Breaking: Celeb Trainer Disses Demi's Thighs!
I learned early in my career as a fitness editor that you can't trust celebrity trainers.
Most of the ones I worked with at Men's Fitness were affable and accommodating, giving me the type of material I needed for the magazine. But I quickly learned that their personalities were sometimes more important to their ability to get and keep famous clients than their actual training skill.
I also noticed an odd pattern: Sometimes, if a celebrity had achieved a remarkable physical transformation for a particular movie role, more than one trainer would take credit. Other times, trainers would tell stories behind each other's backs about how so-and-so trained his star client with a little help from the pharmaceutical industry. (In one instance, which I recounted here, the trainer told that story on himself.)
I once asked one of Joe Weider's old-school buddies about training celebrities back in the day. He told me that movie stars, under contract to studios, were expected to go out to nightclubs and drink every night. The Hollywood publicity machine depended on it. Since the stars also worked year-round, going almost directly from one studio film to the next, there was no time built into the schedule for the actor to get into shape when a role required it. The trainer who got the assignment to turn the pasty, flabby actor into the he-man that audiences expected him to be often found that his best training tool was a bottle of amphetamines.
This trip down memory lane was prompted by this odd article about a celebrity trainer named Rob Parr, who has some unflattering things to say about the bodies of his clients when they first came to him:
In his upcoming exercise book, Star Quality, Parr writes: "[Demi] lacked a defined waist, carried too much meat on her thighs, and was, by movie-star standards, thick overall. To taper her waist, we decided to accentuate her shoulders, creating a V-shape. We trimmed her thighs, shaving off some of the excess fat from above her knees, and accentuated her butt, further emphasizing her waist."
As for Madonna, whom Parr also whipped into shape, "When [she] and I started working together, she was very soft . . ."
As for Aussie cutie Naomi Watts, she came to Parr "fleshy, and we needed to trim and tighten so that she would fit the mold of a bikini-clad babe."
If you read carefully, you'll notice that Parr's first name is misspelled in the news report, and if you go to his website, you'll see that he's been in the training business for a long time. (His bio says he played himself -- a gym manager -- in the movie Perfect, way back in 1985.)

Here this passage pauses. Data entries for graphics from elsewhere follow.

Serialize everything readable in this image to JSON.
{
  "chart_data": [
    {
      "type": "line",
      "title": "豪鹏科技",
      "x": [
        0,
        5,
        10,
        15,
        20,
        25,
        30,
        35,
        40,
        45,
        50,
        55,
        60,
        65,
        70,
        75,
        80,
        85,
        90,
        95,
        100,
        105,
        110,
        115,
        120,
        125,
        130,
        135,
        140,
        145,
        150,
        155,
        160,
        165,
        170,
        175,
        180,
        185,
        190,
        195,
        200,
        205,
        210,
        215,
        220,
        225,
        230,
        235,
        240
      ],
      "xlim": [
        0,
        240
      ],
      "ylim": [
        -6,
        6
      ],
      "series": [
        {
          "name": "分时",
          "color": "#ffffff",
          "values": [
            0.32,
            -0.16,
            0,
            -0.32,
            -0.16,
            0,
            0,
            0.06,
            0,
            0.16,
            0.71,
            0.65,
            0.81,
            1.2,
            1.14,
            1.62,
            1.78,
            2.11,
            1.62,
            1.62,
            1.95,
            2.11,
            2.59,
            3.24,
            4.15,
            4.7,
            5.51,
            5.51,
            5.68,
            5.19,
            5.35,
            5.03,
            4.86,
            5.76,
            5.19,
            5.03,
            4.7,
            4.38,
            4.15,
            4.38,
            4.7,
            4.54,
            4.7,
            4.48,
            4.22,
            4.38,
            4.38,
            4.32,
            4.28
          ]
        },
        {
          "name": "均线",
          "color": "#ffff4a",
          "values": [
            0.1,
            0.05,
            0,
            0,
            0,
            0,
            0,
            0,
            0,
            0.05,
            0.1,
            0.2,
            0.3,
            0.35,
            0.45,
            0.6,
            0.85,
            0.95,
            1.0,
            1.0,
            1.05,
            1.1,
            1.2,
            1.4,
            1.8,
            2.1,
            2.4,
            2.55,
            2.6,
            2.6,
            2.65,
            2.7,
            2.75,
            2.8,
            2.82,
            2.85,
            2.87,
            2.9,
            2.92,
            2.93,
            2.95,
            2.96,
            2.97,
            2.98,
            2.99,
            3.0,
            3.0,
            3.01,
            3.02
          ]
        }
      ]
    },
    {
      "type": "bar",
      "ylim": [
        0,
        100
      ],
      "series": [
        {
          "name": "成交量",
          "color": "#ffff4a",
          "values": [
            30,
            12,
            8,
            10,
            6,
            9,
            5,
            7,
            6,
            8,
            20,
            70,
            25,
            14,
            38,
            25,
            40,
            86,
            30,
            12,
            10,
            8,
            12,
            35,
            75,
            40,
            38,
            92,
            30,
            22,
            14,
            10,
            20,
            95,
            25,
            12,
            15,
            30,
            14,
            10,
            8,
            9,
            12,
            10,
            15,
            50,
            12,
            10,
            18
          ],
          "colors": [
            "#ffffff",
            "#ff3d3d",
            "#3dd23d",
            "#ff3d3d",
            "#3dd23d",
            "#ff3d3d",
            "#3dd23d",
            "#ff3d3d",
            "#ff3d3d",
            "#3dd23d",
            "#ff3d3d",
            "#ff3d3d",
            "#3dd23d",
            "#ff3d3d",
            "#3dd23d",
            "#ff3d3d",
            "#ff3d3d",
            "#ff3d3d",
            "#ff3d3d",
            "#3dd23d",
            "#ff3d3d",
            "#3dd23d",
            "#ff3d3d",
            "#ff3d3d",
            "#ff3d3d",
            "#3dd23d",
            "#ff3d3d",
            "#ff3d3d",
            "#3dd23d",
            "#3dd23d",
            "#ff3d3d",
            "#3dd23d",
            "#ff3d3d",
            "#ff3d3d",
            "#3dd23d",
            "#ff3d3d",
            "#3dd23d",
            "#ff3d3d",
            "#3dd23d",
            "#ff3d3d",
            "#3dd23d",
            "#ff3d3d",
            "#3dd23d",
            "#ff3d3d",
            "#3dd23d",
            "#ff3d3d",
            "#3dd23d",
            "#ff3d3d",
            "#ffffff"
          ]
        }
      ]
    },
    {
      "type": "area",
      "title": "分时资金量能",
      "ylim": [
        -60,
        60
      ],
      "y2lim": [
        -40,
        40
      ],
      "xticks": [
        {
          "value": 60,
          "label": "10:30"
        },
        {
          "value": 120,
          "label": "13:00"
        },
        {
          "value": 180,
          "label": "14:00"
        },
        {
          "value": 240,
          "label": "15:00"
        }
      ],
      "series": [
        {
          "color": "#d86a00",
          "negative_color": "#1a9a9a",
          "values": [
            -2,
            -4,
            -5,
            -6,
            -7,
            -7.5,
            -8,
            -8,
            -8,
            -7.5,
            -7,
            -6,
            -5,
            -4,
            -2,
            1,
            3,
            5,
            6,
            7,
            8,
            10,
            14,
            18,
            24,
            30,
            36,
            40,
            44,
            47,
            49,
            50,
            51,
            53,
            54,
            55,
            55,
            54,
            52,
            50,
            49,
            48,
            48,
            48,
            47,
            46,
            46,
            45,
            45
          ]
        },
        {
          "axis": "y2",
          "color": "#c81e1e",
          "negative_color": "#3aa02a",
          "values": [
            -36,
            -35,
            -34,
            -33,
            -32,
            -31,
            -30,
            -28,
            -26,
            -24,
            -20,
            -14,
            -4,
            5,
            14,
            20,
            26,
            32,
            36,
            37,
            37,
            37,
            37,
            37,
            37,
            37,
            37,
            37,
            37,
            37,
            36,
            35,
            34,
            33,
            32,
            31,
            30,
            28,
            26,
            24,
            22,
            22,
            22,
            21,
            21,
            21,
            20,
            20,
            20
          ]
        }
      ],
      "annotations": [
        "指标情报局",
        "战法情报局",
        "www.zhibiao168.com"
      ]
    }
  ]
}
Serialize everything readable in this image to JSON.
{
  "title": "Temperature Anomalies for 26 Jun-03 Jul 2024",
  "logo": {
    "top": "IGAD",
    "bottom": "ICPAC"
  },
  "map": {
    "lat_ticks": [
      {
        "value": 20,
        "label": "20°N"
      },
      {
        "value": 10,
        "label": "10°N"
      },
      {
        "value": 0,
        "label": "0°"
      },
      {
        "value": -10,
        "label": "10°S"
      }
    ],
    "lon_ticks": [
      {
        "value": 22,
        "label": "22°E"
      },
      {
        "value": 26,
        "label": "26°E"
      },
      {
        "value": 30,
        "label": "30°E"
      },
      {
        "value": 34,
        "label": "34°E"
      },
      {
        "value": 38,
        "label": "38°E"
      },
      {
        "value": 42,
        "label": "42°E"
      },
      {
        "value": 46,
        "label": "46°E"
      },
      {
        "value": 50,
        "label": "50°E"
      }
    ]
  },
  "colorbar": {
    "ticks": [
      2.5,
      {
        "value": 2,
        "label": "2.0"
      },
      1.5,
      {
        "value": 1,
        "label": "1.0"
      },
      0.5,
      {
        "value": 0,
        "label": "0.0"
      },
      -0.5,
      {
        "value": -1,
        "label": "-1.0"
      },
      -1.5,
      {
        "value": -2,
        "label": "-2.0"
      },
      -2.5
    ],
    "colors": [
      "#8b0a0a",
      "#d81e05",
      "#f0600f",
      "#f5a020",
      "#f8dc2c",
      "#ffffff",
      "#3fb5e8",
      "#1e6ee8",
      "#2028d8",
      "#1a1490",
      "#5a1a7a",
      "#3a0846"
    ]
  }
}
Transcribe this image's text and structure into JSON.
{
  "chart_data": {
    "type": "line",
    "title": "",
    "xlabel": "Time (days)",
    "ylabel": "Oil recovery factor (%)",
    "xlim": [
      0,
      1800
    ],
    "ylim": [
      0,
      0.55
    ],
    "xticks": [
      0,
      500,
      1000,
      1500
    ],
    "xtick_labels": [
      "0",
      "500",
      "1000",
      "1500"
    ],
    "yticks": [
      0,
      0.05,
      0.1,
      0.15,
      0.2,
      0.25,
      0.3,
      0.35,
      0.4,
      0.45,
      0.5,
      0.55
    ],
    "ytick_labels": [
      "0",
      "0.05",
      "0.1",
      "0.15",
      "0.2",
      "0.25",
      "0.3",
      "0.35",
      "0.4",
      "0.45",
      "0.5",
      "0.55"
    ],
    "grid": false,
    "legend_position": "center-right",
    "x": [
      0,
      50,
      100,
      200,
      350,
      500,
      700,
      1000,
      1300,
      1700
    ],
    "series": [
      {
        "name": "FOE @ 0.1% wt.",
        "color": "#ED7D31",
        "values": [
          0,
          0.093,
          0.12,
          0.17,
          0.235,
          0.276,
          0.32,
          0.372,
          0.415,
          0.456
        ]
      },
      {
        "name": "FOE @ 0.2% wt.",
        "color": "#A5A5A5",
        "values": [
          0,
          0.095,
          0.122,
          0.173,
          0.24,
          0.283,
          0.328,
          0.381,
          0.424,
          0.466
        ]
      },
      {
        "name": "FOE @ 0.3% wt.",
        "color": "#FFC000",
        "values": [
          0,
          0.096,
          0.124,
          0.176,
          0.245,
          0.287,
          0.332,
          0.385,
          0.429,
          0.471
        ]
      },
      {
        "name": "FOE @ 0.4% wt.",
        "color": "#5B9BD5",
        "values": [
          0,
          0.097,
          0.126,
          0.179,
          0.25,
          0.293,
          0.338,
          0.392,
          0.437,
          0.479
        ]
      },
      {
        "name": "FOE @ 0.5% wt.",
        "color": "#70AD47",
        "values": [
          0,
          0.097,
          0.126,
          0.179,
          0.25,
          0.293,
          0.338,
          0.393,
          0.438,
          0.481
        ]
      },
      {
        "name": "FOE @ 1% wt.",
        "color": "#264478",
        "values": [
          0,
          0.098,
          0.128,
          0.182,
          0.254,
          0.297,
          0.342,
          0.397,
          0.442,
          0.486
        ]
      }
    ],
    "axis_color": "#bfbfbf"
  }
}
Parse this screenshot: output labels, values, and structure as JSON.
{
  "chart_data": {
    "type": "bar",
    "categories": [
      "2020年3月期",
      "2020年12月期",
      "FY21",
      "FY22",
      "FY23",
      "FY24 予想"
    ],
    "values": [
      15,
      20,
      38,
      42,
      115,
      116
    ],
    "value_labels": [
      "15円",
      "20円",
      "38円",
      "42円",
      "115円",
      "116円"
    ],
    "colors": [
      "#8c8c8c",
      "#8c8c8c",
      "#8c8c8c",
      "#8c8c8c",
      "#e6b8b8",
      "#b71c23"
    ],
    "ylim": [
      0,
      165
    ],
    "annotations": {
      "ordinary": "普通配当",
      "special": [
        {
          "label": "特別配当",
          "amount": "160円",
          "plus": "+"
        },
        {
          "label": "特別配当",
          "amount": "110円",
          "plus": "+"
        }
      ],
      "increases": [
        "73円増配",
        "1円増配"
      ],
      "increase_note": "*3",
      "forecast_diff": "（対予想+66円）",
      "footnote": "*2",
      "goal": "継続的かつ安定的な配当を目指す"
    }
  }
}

Being an O.T. (Original Trainer) gives him some leeway in claiming to whip celebrities like Madonna into shape. I mean, we can find plenty of visual evidence that early-career Madonna was a little fleshier than the fitness animal she later became.
But when I worked at Men's Fitness in the mid-'90s, I worked on a couple of stories with a trainer named Ray Kybartas, whose claim to fame was the fact he trained Madonna. And we had to be careful to distinguish him from yet another trainer, Carlos Leon, who fathered her daughter Lourdes but never actually had Madonna as a client.
My point? Actually, I think I have three:
- It's hard to say exactly who deserves credit for any given celebrity's physical development. It's generally a combination of multiple factors, including the celebrity's genetics and willingness to train hard, specific circumstances (like the amount of time they had to make the transformation), and perhaps something that was produced by a pharmacy in Mexico. A trainer's talent certainly comes into play, but there's no telling to what extent.
- The skill set needed to train celebrities successfully is different from the one needed to train regular folks. Sometimes the ability to get along with famous people, including the ability to put up with their personal bullshit, is more important than training skill and knowledge.
- Celebrities have to look a certain way to make a living, just as athletes have to perform at a certain level. They also have a lot more time and resources to devote to training, nutrition, and recovery. Any of us could look better with the undivided attention of a trainer for several hours a day and with every meal planned by a professional nutritionist and prepared by a personal chef.